Actions by Sherwin-Williams for nonpayment by Purchaser of the purchase price of Products sold by Sherwin-Williams, or for redress of other breaches by Purchaser of these Terms and Conditions of Sale, may be brought by Sherwin-Williams, at its option, before any court of competent jurisdiction in the State of Ohio. At Sherwin-Williams' option, disputes between Purchaser and Sherwin-Williams, including all claims for non-performance by Sherwin-Williams, shall be finally settled by arbitration in Cleveland, Ohio, USA, under the Rules of the American Arbitration Association, which Rules with respect to matters not regulated by them shall incorporate the UNCITRAL arbitration rules by one or more arbitrators appointed in accordance with said Rules applying these Terms and Conditions of Sale and consistent provisions of the laws (except conflict of law rules) of the State of Ohio, USA.

ADDITIONAL TERMS - INTERNATONAL ORDERS:

COUNTRY OF IMPORTATION.
Purchaser represents that it is purchasing the Products for the purpose of exporting them from the United States and importing them to the country specified in Purchaser's purchase order. Purchaser represents and warrants to Sherwin-Williams that the Products will be shipped to that destination in compliance with the laws of such country, and that there will be no re-export or diversion thereof.

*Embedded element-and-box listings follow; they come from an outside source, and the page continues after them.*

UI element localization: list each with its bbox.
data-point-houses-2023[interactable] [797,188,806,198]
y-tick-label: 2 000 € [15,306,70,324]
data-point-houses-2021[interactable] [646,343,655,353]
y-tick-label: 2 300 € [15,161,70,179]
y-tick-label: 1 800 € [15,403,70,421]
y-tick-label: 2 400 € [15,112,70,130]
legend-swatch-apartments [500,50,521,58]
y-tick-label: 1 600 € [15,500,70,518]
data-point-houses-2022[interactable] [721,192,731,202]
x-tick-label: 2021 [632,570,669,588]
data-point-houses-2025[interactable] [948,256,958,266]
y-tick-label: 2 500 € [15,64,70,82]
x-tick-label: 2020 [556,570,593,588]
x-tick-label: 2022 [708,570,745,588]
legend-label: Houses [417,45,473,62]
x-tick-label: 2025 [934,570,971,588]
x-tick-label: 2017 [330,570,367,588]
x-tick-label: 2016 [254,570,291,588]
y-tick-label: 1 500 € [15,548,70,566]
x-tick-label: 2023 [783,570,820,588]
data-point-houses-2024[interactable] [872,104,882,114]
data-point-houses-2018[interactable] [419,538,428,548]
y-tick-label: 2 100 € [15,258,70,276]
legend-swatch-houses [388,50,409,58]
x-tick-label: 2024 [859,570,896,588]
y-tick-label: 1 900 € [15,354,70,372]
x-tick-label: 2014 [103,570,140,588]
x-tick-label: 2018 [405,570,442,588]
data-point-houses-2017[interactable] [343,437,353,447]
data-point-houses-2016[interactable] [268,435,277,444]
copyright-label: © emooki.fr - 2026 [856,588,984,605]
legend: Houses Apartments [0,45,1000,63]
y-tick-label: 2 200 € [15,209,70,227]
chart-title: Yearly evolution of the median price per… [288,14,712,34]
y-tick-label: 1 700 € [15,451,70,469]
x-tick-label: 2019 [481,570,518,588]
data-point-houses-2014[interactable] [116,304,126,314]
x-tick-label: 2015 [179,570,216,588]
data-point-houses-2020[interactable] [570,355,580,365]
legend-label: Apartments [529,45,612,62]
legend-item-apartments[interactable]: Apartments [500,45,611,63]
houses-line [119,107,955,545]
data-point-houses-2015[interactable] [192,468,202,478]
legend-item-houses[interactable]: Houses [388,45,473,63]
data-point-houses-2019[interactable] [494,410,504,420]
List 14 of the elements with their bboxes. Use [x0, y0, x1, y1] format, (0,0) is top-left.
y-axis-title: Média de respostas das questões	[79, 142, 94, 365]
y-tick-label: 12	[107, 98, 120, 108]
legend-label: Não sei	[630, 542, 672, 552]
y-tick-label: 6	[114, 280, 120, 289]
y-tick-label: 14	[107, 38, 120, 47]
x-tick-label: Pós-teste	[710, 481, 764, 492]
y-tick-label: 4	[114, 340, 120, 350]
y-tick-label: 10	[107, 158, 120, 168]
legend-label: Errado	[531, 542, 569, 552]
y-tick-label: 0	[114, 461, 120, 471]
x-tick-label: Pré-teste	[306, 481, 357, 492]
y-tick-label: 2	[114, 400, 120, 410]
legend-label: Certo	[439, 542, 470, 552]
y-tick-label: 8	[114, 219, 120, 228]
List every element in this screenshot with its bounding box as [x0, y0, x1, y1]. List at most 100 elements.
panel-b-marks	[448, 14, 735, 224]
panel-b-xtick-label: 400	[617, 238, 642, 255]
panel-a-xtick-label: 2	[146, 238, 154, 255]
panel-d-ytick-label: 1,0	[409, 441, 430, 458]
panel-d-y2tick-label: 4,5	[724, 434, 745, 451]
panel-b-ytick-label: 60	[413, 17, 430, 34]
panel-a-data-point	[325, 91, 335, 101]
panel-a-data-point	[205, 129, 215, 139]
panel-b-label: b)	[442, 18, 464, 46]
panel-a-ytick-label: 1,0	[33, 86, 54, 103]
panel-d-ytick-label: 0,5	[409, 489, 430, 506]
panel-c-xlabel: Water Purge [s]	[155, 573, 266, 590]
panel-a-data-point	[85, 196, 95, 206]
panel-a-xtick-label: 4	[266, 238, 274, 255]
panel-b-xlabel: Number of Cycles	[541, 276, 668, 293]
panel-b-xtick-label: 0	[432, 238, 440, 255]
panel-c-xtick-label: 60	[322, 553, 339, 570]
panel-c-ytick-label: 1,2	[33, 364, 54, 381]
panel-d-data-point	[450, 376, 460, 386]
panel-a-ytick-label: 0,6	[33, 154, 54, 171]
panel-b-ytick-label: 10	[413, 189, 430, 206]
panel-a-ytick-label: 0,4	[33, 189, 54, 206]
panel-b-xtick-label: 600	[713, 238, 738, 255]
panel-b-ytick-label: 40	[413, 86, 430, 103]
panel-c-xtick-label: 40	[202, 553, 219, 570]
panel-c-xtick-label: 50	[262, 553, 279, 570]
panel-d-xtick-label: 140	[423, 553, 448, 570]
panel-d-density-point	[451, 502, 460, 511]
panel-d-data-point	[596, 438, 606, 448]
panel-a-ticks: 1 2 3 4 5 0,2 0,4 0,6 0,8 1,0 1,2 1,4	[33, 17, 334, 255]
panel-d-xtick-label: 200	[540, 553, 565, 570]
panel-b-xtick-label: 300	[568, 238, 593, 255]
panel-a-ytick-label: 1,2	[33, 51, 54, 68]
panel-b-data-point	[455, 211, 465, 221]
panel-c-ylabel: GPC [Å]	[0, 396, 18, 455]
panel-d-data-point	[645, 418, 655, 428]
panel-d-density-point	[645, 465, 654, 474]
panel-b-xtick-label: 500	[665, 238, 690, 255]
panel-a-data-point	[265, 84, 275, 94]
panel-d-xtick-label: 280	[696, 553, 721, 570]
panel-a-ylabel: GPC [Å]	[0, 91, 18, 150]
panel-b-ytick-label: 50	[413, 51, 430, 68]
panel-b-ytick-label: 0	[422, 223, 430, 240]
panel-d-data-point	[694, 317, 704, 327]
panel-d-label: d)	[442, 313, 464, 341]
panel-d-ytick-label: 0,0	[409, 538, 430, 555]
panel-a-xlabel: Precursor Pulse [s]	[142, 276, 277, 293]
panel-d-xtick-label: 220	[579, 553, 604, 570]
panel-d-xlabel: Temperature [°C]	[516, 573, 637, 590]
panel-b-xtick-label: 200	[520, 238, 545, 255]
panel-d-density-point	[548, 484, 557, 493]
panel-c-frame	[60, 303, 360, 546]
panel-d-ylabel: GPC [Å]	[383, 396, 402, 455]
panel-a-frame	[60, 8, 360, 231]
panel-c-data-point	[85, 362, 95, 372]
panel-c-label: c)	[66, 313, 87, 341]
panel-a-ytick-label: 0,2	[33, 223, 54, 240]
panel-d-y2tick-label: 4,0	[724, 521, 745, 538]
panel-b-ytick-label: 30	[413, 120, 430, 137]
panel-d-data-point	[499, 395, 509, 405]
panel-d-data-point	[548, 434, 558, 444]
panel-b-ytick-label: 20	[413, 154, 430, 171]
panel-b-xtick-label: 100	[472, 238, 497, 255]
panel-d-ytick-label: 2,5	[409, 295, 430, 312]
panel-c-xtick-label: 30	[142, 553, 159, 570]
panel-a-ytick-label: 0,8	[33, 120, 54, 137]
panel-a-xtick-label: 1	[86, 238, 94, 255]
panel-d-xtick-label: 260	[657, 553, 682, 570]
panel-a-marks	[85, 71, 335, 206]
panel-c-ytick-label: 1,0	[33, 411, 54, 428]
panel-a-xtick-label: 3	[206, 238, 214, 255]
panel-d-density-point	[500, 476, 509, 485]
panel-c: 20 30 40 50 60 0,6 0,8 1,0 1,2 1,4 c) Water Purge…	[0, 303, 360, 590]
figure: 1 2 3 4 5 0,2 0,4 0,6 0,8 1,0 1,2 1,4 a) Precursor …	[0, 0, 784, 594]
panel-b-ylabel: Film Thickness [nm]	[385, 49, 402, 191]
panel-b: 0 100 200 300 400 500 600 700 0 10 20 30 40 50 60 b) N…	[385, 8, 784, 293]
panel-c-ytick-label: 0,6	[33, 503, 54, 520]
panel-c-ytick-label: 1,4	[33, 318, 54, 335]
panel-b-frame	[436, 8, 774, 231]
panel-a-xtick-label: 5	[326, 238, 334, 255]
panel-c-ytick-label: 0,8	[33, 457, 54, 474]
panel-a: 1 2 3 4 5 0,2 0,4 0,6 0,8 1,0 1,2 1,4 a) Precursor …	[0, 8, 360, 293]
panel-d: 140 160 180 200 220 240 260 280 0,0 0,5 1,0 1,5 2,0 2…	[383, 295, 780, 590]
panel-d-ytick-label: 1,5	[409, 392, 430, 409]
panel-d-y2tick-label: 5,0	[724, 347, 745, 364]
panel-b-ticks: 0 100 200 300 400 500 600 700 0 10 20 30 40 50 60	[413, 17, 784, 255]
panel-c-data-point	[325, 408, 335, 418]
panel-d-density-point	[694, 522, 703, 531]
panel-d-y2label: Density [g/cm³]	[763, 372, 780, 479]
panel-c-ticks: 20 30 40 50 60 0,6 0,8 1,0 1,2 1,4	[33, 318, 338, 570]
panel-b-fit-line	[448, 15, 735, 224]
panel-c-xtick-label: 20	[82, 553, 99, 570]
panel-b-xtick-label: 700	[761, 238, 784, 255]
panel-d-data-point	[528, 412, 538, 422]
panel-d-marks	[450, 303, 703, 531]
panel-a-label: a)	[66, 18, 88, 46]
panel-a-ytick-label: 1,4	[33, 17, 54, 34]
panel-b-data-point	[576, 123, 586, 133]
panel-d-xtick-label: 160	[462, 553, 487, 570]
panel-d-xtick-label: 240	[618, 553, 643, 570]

If requested by Sherwin-Williams, Purchaser shall provide documentation satisfactory to Sherwin-Williams verifying delivery at the designated port of entry.

EXPORT AND IMPORT LICENSES; PERMITS AND FREIGHT FORWARDER.
Purchaser shall be responsible for obtaining and paying for all permits, licenses, or other governmental authorization(s) necessary for the exportation or importation of the Products into the designated country of importation, and Purchaser shall comply with all laws and regulations thereof as regards the import, transportation, handling, sale and/or use of the Products. Purchaser shall select and pay the freight forwarder who shall be considered Purchaser's agent. The freight forwarder's actions shall not be deemed authorized by, or binding upon, Sherwin-Williams unless expressly agreed to by Sherwin-Williams in writing.

FOREIGN CORRUPT PRACTICES ACT.
Purchaser acknowledges that it is neither an agent nor a representative of Sherwin-Williams. Purchaser represents and warrants to Sherwin-Williams that it shall comply with all laws in relation to its sale and/or use of the Products and will not pay anything of value to any government employee in connection with the sale of the Products.